La question ne s’est pas toujours posée dans ces termes exclusifs et avec cette netteté fatale. Jadis, en France surtout, l’église nationale maintenait certaines maximes qui consacraient la suprématie légitime du pouvoir civil, et qui arrêtaient dans le domaine de la foi les empiétemens de la cour de Rome. On pouvait opposer aux excès de la théocratie des franchises constitutionnelles : sur ce terrain propre aux transactions, l’accord était possible, et la lutte n’était pas nécessairement poussée à bout. Ils étaient nombreux alors les hommes qui alliaient le respect de la religion à l’indépendance vis-à-vis de ses ministres, et qui, tout en restant fidèles au culte de leurs pères, défendaient énergiquement les droits de la société laïque. Quoi qu’on puisse penser du gallicanisme, il avait du moins le mérite incontestable de conserver au sein de l’église une place à la liberté[1]. Aujourd’hui ce moyen terme a disparu; cette doctrine baptisée du nom même de la France, illustrée par tant de générations de parlementaires fameux, formulée enfin par Bossuet, semble avoir définitivement succombé sous les coups de l’ultramontanisme; on peut dire qu’elle n’est qu’un glorieux souvenir. Aussi n’y a-t-il plus guère en présence que deux partis nettement prononcés, et tous ceux qui essaient de faire de la conciliation parlent dans le désert ou sont suspects aux deux camps. On peut craindre qu’à de rares exceptions près, le catholicisme libéral ou le libéralisme catholique ne trouve plus de partisans, et bientôt n’ait plus même d’auditeurs. On semble toucher à ce moment de la lutte où le tiers-parti doit disparaître, impuissant par lui-même, et importun à tous, car si parmi ceux qui défendent la liberté le nombre des croyans n’est pas très grand, parmi les croyans le nombre de ceux qui sont sincèrement attachés aux idées libérales est encore plus petit. Qu’on se transporte en France, en Espagne, en Italie, en Portugal, en Belgique[2],

  1. Voyez, sur ce caractère particulier du gallicanisme, la Revue du 1er janvier 1855.
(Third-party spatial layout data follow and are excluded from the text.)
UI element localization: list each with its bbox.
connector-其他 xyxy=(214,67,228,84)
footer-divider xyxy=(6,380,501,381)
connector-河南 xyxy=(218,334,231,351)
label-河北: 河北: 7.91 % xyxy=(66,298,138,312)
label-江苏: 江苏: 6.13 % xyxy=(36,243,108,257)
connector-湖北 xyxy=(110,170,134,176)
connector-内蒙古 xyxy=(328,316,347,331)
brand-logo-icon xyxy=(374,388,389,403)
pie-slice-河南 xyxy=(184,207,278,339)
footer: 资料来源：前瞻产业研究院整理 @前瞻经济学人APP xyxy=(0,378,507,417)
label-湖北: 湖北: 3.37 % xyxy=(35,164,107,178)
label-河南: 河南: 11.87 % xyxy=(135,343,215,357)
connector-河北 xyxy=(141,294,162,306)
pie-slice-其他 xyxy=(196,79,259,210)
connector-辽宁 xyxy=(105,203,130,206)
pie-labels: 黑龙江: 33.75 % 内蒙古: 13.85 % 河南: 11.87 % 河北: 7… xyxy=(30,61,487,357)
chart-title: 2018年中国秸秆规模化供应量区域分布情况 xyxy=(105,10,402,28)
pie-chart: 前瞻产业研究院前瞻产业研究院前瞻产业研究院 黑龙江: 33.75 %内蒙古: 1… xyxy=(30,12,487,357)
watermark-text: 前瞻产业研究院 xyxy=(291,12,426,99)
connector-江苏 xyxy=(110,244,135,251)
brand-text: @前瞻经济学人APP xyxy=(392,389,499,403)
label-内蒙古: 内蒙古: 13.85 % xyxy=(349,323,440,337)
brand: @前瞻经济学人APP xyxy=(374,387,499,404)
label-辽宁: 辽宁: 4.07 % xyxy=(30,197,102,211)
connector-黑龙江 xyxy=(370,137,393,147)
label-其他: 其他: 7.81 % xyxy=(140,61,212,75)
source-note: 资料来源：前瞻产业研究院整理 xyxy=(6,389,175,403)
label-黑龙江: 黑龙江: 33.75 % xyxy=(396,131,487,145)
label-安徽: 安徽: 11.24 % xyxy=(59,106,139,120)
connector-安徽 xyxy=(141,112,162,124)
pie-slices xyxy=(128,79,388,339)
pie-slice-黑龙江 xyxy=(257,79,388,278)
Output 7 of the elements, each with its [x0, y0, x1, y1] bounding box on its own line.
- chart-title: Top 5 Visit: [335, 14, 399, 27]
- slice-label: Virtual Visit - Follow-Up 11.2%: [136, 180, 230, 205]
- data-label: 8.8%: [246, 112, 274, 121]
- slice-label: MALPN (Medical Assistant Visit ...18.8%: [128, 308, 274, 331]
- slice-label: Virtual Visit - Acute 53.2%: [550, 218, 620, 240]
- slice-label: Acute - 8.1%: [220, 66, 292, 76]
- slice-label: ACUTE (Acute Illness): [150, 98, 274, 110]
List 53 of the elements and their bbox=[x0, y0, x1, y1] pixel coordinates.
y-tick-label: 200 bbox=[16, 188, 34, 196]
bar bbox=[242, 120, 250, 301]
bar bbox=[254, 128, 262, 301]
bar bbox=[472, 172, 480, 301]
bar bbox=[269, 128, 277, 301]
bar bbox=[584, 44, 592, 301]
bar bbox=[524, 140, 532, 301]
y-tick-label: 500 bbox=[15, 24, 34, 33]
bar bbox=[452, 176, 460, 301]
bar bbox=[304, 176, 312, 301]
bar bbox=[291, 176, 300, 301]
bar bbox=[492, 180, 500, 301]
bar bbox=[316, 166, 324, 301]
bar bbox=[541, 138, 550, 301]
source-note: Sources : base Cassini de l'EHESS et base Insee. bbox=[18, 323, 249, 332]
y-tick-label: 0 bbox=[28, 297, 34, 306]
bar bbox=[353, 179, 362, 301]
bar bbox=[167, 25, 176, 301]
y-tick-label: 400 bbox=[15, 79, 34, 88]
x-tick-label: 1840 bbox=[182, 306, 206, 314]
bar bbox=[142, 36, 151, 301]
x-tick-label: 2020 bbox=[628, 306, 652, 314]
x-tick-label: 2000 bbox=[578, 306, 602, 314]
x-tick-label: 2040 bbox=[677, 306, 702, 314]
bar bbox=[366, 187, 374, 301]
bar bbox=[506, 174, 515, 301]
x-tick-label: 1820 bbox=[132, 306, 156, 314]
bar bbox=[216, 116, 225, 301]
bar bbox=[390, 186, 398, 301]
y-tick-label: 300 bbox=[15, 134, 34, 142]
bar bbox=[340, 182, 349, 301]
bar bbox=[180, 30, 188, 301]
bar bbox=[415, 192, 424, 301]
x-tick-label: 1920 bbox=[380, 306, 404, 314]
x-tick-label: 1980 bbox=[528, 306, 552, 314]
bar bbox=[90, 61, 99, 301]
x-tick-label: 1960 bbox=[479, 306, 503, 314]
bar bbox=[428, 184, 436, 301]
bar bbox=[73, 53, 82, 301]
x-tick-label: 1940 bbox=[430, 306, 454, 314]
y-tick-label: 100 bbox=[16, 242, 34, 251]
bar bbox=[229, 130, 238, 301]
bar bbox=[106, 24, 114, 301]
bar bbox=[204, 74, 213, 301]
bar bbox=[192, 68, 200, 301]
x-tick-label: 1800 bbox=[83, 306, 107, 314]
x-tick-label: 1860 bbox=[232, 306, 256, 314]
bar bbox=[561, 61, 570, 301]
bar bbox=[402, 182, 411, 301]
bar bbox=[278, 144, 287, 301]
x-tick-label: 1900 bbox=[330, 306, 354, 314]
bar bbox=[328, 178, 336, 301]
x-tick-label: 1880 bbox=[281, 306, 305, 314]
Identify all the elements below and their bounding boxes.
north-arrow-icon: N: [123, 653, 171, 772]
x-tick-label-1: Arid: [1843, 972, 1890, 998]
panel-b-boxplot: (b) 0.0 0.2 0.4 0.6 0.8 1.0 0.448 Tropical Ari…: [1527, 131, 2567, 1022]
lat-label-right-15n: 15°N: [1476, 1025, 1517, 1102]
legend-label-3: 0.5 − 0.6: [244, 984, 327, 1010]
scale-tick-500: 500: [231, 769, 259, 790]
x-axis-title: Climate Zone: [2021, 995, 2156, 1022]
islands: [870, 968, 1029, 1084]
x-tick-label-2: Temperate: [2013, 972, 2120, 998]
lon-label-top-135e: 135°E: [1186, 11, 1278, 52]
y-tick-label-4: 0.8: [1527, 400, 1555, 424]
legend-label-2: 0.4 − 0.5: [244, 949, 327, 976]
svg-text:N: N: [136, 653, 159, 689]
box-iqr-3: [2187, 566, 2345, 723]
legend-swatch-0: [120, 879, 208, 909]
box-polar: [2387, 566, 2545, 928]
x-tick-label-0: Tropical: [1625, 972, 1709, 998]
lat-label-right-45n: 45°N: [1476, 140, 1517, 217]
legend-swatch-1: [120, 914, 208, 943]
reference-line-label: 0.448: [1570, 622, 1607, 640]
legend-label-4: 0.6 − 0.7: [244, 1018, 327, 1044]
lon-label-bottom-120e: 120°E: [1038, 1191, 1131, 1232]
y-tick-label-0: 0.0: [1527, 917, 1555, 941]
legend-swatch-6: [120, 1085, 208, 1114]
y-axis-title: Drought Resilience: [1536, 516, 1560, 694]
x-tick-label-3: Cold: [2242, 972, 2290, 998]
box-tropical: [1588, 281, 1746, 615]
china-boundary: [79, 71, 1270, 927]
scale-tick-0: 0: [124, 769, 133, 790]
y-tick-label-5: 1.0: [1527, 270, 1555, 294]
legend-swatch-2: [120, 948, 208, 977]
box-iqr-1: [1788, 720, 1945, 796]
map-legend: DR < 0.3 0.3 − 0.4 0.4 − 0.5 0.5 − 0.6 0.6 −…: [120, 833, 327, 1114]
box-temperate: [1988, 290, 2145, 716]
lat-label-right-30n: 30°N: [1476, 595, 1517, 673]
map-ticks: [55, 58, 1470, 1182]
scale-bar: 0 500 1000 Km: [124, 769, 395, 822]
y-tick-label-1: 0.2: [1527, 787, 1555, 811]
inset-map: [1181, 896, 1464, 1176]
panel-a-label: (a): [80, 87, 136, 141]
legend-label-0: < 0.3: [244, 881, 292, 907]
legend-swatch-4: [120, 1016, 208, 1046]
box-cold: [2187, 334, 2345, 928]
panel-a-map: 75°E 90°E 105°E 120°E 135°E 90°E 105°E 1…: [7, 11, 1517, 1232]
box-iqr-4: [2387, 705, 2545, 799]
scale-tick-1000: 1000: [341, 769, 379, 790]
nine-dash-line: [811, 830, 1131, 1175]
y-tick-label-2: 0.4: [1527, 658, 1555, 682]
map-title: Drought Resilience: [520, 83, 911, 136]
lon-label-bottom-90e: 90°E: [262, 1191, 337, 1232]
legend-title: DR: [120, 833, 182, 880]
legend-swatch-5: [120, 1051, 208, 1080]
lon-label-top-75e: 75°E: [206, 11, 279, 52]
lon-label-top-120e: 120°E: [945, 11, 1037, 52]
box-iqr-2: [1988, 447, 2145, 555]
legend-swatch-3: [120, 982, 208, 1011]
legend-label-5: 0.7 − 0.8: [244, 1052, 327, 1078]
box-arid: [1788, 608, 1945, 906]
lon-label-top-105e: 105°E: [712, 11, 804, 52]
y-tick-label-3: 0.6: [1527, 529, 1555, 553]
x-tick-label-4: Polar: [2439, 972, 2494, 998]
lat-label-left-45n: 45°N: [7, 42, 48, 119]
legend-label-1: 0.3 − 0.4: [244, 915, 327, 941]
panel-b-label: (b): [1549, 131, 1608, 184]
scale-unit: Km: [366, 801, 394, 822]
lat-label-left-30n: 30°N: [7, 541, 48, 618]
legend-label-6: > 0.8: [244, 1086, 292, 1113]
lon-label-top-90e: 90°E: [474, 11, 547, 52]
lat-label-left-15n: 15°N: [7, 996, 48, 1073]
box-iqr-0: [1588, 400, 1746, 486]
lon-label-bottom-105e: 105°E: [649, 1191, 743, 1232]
  2. C’est en Belgique surtout qu’on peut bien étudier la situation indiquée ici, car dans ce pays la liberté d’association et de la presse étant complète et le clergé ne dépendant en aucune manière de l’état, les partis en présence peuvent se constituer avec plus de force et exprimer leurs principes et leurs vœux avec plus de netteté que partout ailleurs.